Het aantal van tien bedrijven waaraan specifiek wordt gerefereerd in de vraag, slaat op de personele samenwerkingsmogelijkheden die Defensie al geruimere tijd verkent. Deze samenwerking is echter breder dan de door COVID-19 ontstane gesprekken en heeft als doel om van elkaar te leren, mensen de kans te bieden om hun werkervaring te verbreden en te verdiepen, talenten te ontwikkelen en schaarse capaciteiten te delen.

6.

Ligt er een plan klaar bij Defensie om de kansen van de flexibele schil in COVID-19 tijd ten volste te benutten?

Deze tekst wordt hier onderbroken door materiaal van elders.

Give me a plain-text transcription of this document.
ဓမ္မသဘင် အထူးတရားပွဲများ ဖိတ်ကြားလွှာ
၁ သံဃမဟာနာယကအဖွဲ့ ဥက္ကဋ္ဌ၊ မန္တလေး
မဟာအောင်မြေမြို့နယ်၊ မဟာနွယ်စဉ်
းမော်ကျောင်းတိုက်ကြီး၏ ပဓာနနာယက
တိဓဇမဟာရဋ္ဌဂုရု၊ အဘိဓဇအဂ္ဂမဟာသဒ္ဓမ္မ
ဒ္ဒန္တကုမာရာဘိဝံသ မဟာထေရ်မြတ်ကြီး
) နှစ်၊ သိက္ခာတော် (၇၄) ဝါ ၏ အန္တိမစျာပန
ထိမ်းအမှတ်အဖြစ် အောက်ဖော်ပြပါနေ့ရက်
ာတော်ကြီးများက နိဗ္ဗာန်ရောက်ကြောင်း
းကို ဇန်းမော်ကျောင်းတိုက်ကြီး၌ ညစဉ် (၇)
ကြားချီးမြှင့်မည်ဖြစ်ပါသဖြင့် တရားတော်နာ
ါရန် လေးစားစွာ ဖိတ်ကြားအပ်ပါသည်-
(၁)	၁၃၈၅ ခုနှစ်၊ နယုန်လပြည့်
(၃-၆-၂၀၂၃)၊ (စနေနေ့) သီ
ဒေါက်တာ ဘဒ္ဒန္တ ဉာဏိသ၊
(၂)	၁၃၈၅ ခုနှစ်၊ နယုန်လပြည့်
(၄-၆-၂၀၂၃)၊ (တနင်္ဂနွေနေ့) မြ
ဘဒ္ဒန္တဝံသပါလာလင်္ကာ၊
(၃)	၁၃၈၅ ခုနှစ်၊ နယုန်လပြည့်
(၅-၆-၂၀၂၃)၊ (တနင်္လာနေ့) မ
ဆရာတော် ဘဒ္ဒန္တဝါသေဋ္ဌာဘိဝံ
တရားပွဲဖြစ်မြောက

Op basis van onze eigen knelpuntcategorieën gaan we met civiele partners in gesprek, om te onderzoeken of het mogelijk is personeel over te nemen dat beschikbaar komt op de arbeidsmarkt. Daarbij kan het gaan om reguliere arbeidsplaatsen, maar ook om tijdelijke contractvormen en detacheringen bij Defensie ten einde de kansen in de opschaalbare schil ten volste te kunnen benutten. Defensie voert momenteel verkennende gesprekken met enkele bedrijven uit de luchtvaartsector en de maritieme sector. De lessen uit deze gesprekken kunnen we toepassen op mogelijke gesprekken met andere sectoren. Het meest kansrijk op dit moment lijken de gesprekken met de maritieme sector, die samenkomen in het relatief nieuwe samenwerkingsverband Maritime Capacity Alliance.

7.

Wanneer is het programma Kwaliteit in beeld volledig geïmplementeerd?

Het programma «Kwaliteit in Beeld» ligt op schema en is naar verwachting in 2021 geïmplementeerd.

8.

Is de Nederlandse krijgsmacht op al zijn onderdelen voldoende geoefend voor een mogelijke militaire confrontatie?

De vertrouwelijke bijlage van de Inzetbaarheidsrapportage geeft hierover meer informatie. Tevens kan deze informatie tijdens de vertrouwelijke Technische Briefing Inzetbaarheidsrapportage op 14 oktober aan uw Kamer verder worden toegelicht.